Como está a tua agenda enquanto produtor e músico para os próximos meses?

Está ocupada. É sinal que apesar da crise as pessoas procuram bons trabalhos, mesmo que tenham que arranjar forma de os pagar. Também não há espaço para falsas modéstias na minha agenda.

Não resisto em tocar no assunto Sirius. Sendo tu um dos principais mentores dessa banda, o que se passou realmente para um final tão abrupto? Ficou alguma frustração no sentido de que poderiam ter construído uma carreira respeitosa a nível internacional? Todos os indícios levavam a que isso acontecesse…

Pois, não te posso esclarecer muito acerca disso. Eu sai da banda antes do seu fim, portanto nem eu sei ao certo o que se passou. Mas diria que simplesmente as pessoas que ficaram não souberam gerir as suas carreiras e aquilo que me foi dado a conhecer é que os elementos foram saindo a conta-gotas, o que já não era um processo estranho dentro do seio da banda. Mesmo com todo o tipo de transições na minha vida, fui o único elemento de SiriuS que se manteve realmente activo ao longo dos tempos ou cuja carreira musical foi realmente ascendente. Houve também Re:aktor mas tanto a banda como o seu criador estão desaparecidos em combate.

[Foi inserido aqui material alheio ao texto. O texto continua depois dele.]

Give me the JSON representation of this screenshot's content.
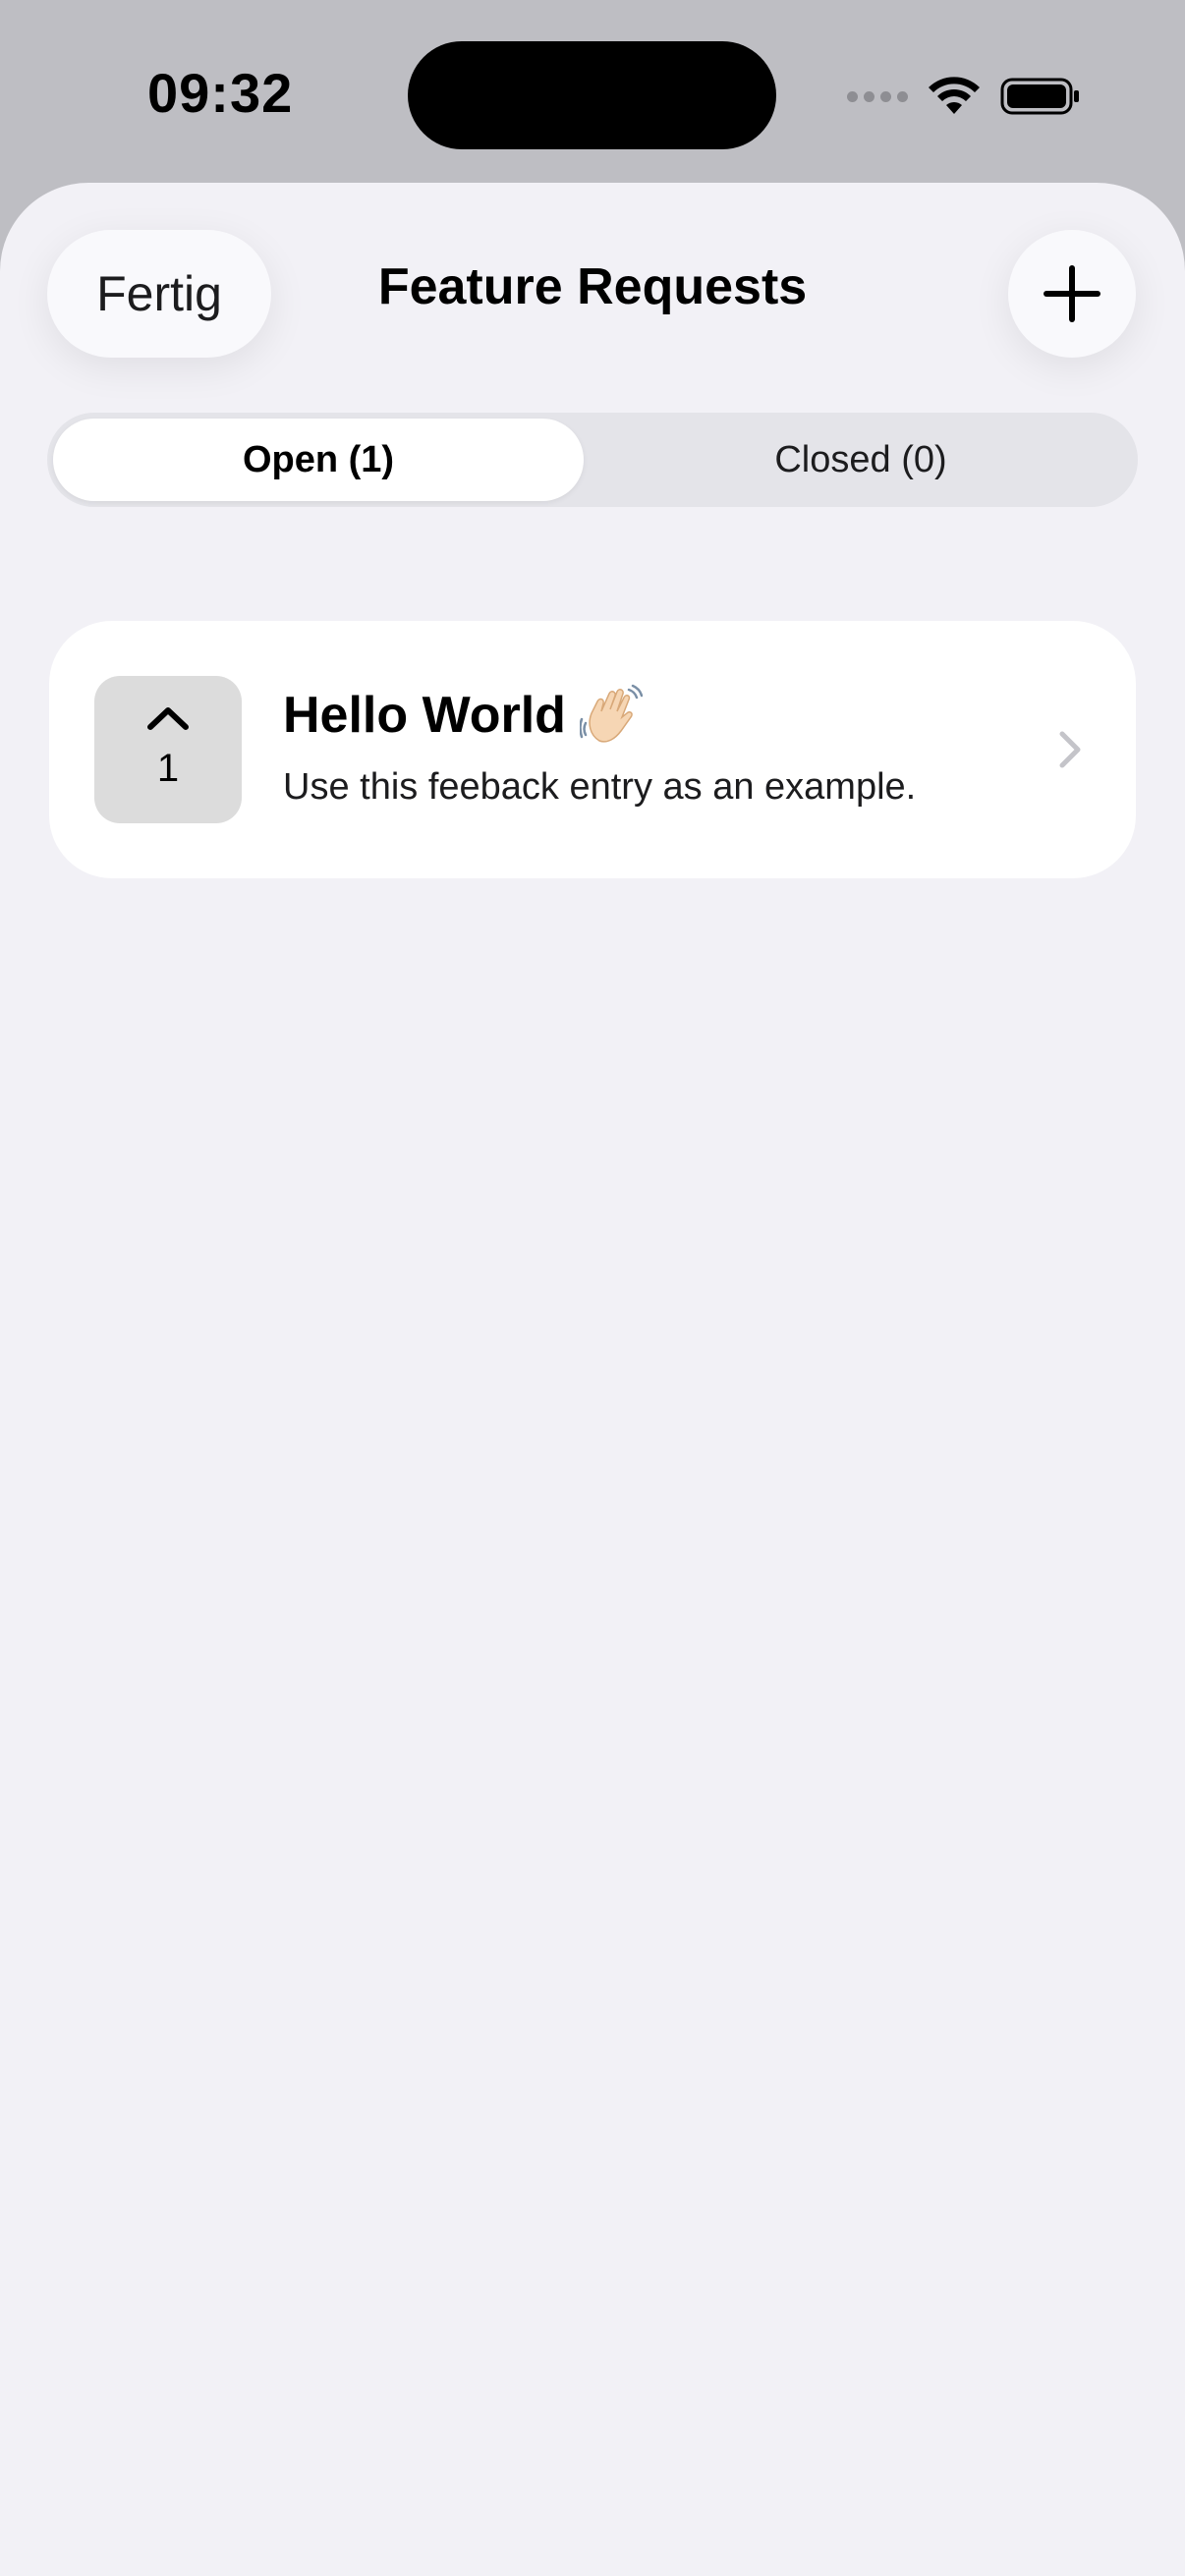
{
  "status_bar": {
    "time": "09:32"
  },
  "nav": {
    "done_label": "Fertig",
    "title": "Feature Requests",
    "add_icon": "plus-icon"
  },
  "segments": {
    "open_label": "Open (1)",
    "closed_label": "Closed (0)",
    "selected": "open"
  },
  "requests": [
    {
      "title": "Hello World",
      "emoji_icon": "waving-hand-icon",
      "description": "Use this feeback entry as an example.",
      "votes": "1"
    }
  ],
  "colors": {
    "sheet_background": "#f2f1f6",
    "card_background": "#ffffff",
    "vote_box": "#dcdcdc",
    "segment_track": "#e4e4e9"
  }
}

A exemplo dos Heavenwood, existe a possibilidade de os Sirius regressarem com um novo disco?

Sim, pelo que percebi existe essa hipótese e fui eventualmente assediado nesse sentido por um dos elementos fundadores da banda. Mas se por um lado não é de todo impossível voltar a haver uma reunião de SiriuS, por outro lado dificilmente acontecerá comigo na banda. Estarei no entanto disponível para produzir o álbum ou ser contratado como membro de sessão. Há que dar currículo aos patrocinadores...

Julgo que os teus gostos musicais tenham mudado bastante ao longo dos últimos anos. Que discos tens neste momento junto à aparelhagem ou no rádio do carro?

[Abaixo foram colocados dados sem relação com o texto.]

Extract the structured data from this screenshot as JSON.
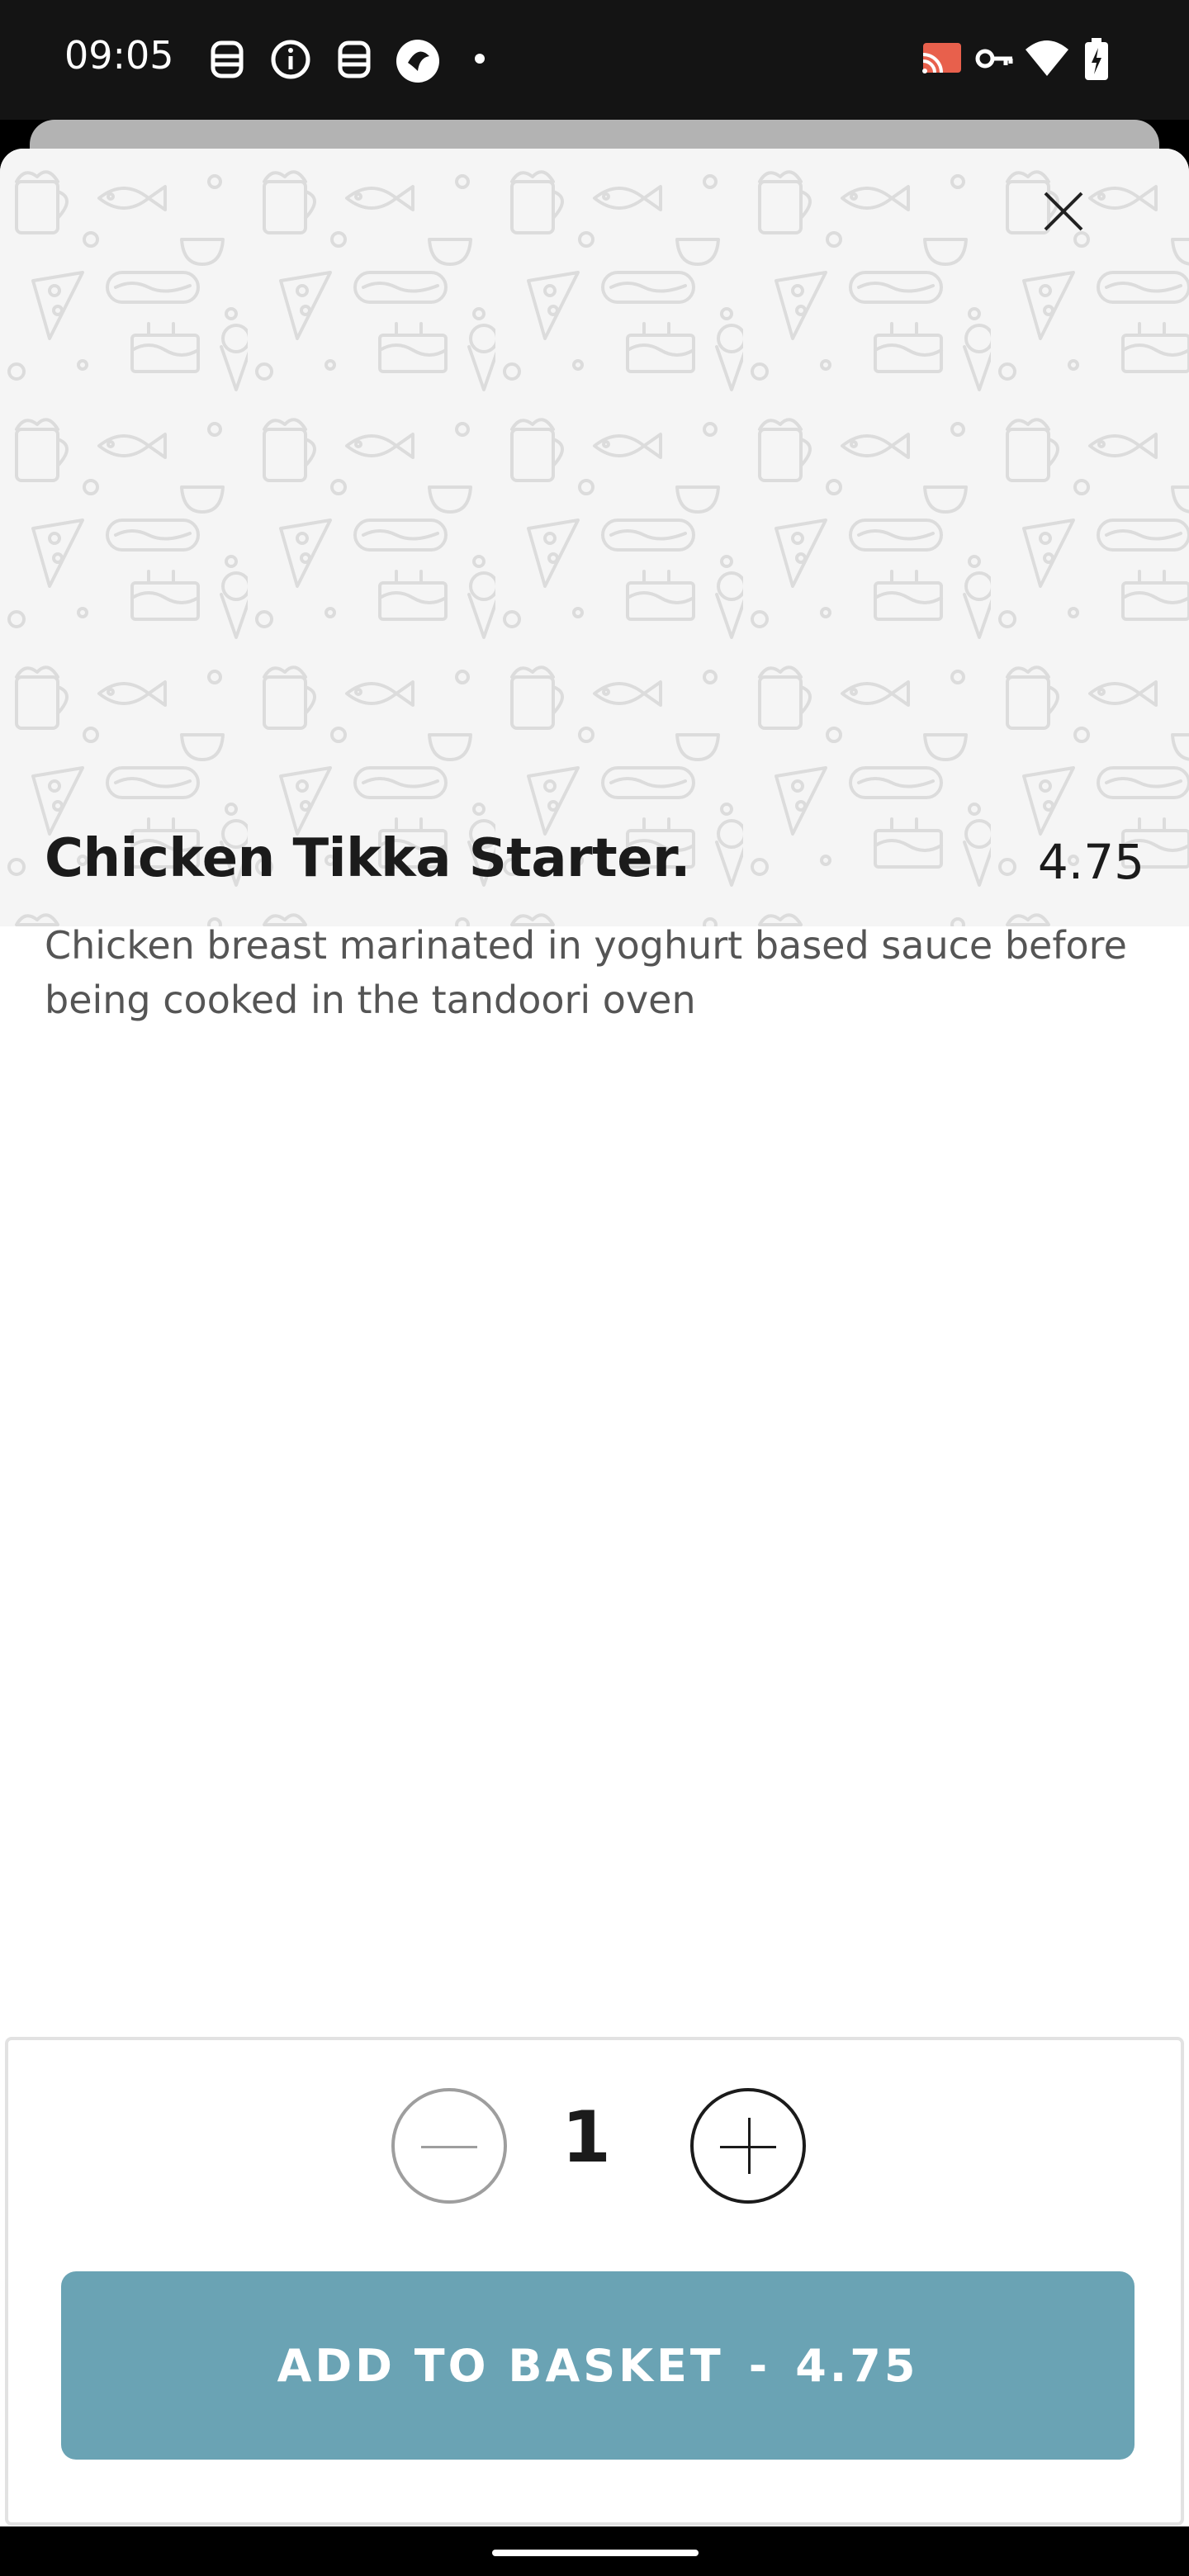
{
  "status_bar": {
    "time": "09:05",
    "left_icons": [
      "notification-icon",
      "info-icon",
      "notification-icon",
      "app-icon",
      "dot-icon"
    ],
    "right_icons": [
      "cast-icon",
      "key-icon",
      "wifi-icon",
      "battery-charging-icon"
    ]
  },
  "item": {
    "title": "Chicken Tikka Starter.",
    "price": "4.75",
    "description": "Chicken breast marinated in yoghurt based sauce before being cooked in the tandoori oven",
    "hero_pattern": "food-doodle-pattern"
  },
  "quantity": {
    "value": "1",
    "decrease_icon": "minus-icon",
    "increase_icon": "plus-icon"
  },
  "add_button": {
    "label": "ADD TO BASKET",
    "separator": "-",
    "price": "4.75"
  },
  "colors": {
    "accent": "#6aa3b4",
    "status_bar": "#141414",
    "hero_bg": "#f5f5f5"
  }
}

Ando menos de carro agora. Tenho um jipe que a beber pensa que é um camelo. Além disso estou com a carta apreendida. É a tal vida do rock...Em casa não oiço tanta música como antes, passo o dia a levar com música no estúdio, portanto vejo uns filmes, uns cartoons dementes ou então faço amor por trás. Mas se tiver que mencionar uma banda que ainda vou ouvindo, diria The Mars Volta. Gosto bastante, são mesmo diferentes.